No whodunit, the movie quickly fingers the main suspect: Isodoro Gomez (Javier Godino), who had furtively adored Liliana as they grew up in the same village; he came to Buenos Aires, perhaps to win her love, then killed her in the rage of rejection. So this is the story of three men whose lives are defined by their love for unreachable women: Benjamin's Irene, who is so far above him; Isodoro's Liliana, who drove him to murder; and Ricardo's Liliana, whose death has made her even more indelible in his broken heart. The movie says that passions fade but don't die. We can't change; we can only become aware of our inability to change — and, realizing the cages we inhabit, bring someone in to occupy it with us.

Don't think from this description that Secret is mopey and cerebral. It's full of camerabatics, wry humor and the brutality of Argentine politics in the years when Isabel Peron's unstable government gave way to the dictatorship of el Processo, with its Dirty War against dissidents. It hustles and bustles like a TV drama in the HBO fashion. Campanella has made a few features in his native Argentina, but he studied at the NYU Film School and spent most of the past decade directing episodes of House M.D., 30 Rock and a slew of Law & Order shows. (He really should be a guest on The Colbert Report, since he also directed eight episodes of Strangers With Candy, the sitcom co-starring and cowritten by Stephen Colbert.) He's been well schooled in the basics of TV drama: sell the story, give the actors space to do their thing, keep the pace brisk and efficient.

To this recipe, the director of a feature film is supposed to add a distinctive camera style, and Campanella's got not one, but a million. He begins Secret committing, in about a minute flat, all the sins of sensitive indie films: solo piano, dappled slo-mo images, and a woman running down a train platform after her beloved. That's a tease — the visual equivalent to Benjamin's fervid prose in one of many false starts to the memoir-novel he's trying to write. Then he recalls the murder that has haunted him for decades: shots of the beautiful, battered Liliana, splayed naked on the floor like the startling nude in Marcel Duchamp's final work, Étant donnés. It's grim, maybe exploitative, and Benjamin closes his eyes in pain at the memory; but Campanella got us to watch.
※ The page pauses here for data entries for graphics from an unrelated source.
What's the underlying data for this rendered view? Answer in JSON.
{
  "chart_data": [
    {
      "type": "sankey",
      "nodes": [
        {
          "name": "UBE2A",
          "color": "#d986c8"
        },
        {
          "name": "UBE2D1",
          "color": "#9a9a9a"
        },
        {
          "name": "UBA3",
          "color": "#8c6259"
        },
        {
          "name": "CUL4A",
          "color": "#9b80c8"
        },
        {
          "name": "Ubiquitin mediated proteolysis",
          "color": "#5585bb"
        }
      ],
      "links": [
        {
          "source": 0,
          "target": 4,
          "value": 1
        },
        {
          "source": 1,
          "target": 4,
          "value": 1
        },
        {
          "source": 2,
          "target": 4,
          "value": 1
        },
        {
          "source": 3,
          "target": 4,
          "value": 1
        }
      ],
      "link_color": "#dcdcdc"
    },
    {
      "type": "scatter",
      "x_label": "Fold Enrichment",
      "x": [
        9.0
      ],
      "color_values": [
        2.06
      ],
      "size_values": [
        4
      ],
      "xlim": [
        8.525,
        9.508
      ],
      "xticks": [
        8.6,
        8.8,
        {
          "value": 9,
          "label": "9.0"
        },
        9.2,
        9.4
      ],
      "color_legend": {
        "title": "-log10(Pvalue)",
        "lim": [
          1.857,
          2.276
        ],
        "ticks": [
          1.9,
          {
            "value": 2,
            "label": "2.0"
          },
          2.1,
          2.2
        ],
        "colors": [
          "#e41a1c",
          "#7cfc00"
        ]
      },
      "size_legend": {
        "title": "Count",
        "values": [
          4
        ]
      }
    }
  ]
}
Later, just for fun, the director masterminds an elaborate five-minute shot — from above a soccer stadium down to the stands where Benjamin and Sandoval spot the killer and case him through the stadium — that looks as if it was done in one long take. Actually, it's seven shots, but it's expertly done and gives the middle of the movie some instant adrenaline.

Campanella is sharpest in drawing the sad-lovely relationship of Benjamin and Irene. So often we he him staring at her — as if to laser into her brain the simple message: God, can't you see I'm in love with you? — and her responding glance, which dares him to make a play, dammit. (He's so daft for her that he can't read her semaphores, can't believe she'd say yes.) By looking at old photos, Benjamin had intuited the killer's secret longing for Liliana in his covetous eyes. Yet the detective has that same hangdog gaze for Liliana, and for Irene. In a certain kind of man, romance is an addiction he can never kick. To remain faithful to that obsession is to remain crippled, stunted. "You'll have a thousand pasts and no future," Liliana's widower warns Benjamin. "Memories are all we end up with. At least pick the nice ones."
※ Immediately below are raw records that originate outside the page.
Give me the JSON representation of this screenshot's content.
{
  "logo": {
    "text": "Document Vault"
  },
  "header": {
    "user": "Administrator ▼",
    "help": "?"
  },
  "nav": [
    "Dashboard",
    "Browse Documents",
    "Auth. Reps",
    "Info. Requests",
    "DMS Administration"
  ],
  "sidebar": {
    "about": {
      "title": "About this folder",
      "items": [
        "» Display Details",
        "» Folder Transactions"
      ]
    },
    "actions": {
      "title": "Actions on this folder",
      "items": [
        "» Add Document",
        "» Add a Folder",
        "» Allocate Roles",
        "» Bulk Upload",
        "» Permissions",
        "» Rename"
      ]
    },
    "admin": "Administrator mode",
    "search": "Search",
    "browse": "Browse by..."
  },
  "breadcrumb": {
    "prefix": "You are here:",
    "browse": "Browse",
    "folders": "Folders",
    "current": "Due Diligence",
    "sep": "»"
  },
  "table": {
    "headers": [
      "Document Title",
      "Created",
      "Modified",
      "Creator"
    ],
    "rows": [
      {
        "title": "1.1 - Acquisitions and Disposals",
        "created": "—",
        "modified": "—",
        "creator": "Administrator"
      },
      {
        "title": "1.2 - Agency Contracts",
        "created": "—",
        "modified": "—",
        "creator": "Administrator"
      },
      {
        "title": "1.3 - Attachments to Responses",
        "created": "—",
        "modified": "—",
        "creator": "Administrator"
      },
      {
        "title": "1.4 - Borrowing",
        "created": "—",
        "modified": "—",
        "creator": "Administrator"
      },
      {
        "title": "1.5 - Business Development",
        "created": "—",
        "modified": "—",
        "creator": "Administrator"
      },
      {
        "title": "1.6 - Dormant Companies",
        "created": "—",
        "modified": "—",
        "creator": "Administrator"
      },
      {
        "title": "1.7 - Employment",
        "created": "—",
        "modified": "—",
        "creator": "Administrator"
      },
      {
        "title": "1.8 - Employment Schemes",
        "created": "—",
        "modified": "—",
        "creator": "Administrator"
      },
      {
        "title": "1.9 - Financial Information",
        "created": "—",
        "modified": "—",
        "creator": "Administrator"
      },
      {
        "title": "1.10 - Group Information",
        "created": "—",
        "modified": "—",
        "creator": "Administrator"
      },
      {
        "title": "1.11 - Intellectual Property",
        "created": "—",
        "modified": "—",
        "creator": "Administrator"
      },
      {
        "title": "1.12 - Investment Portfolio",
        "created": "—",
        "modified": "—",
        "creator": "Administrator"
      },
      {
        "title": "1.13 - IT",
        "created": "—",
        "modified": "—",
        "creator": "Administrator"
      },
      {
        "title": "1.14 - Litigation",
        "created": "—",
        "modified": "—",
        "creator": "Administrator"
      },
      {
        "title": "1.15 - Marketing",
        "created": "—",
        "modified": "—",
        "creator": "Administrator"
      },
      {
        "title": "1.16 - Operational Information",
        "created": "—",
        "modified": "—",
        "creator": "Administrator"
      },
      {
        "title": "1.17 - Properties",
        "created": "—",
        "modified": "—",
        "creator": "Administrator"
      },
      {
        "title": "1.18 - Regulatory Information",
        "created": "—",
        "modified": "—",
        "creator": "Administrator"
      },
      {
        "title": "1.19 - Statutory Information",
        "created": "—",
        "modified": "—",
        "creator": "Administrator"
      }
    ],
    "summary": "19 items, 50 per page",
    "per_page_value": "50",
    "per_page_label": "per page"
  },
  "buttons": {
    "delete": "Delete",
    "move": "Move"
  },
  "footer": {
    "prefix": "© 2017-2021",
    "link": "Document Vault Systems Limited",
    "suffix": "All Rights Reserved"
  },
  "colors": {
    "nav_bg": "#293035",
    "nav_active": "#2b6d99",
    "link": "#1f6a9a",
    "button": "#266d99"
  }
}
Once upon a time, this movie's mix of murder mystery, political parable and grownup love story would have lured sizable U.S. audiences, even if they did have to read subtitles. But the specialty market has nearly shrunk out of existence; nowadays, this species of smartish foreign film is often bought for a remake by Hollywood producers. That happened with The Lives of Others, Let the Right One In, The Girl With the Dragon Tattoo. Further, The Secret in Their Eyes is so specifically Argentinian that it might not get Americanized. Adventurous moviegoers may as well settle for the real thing.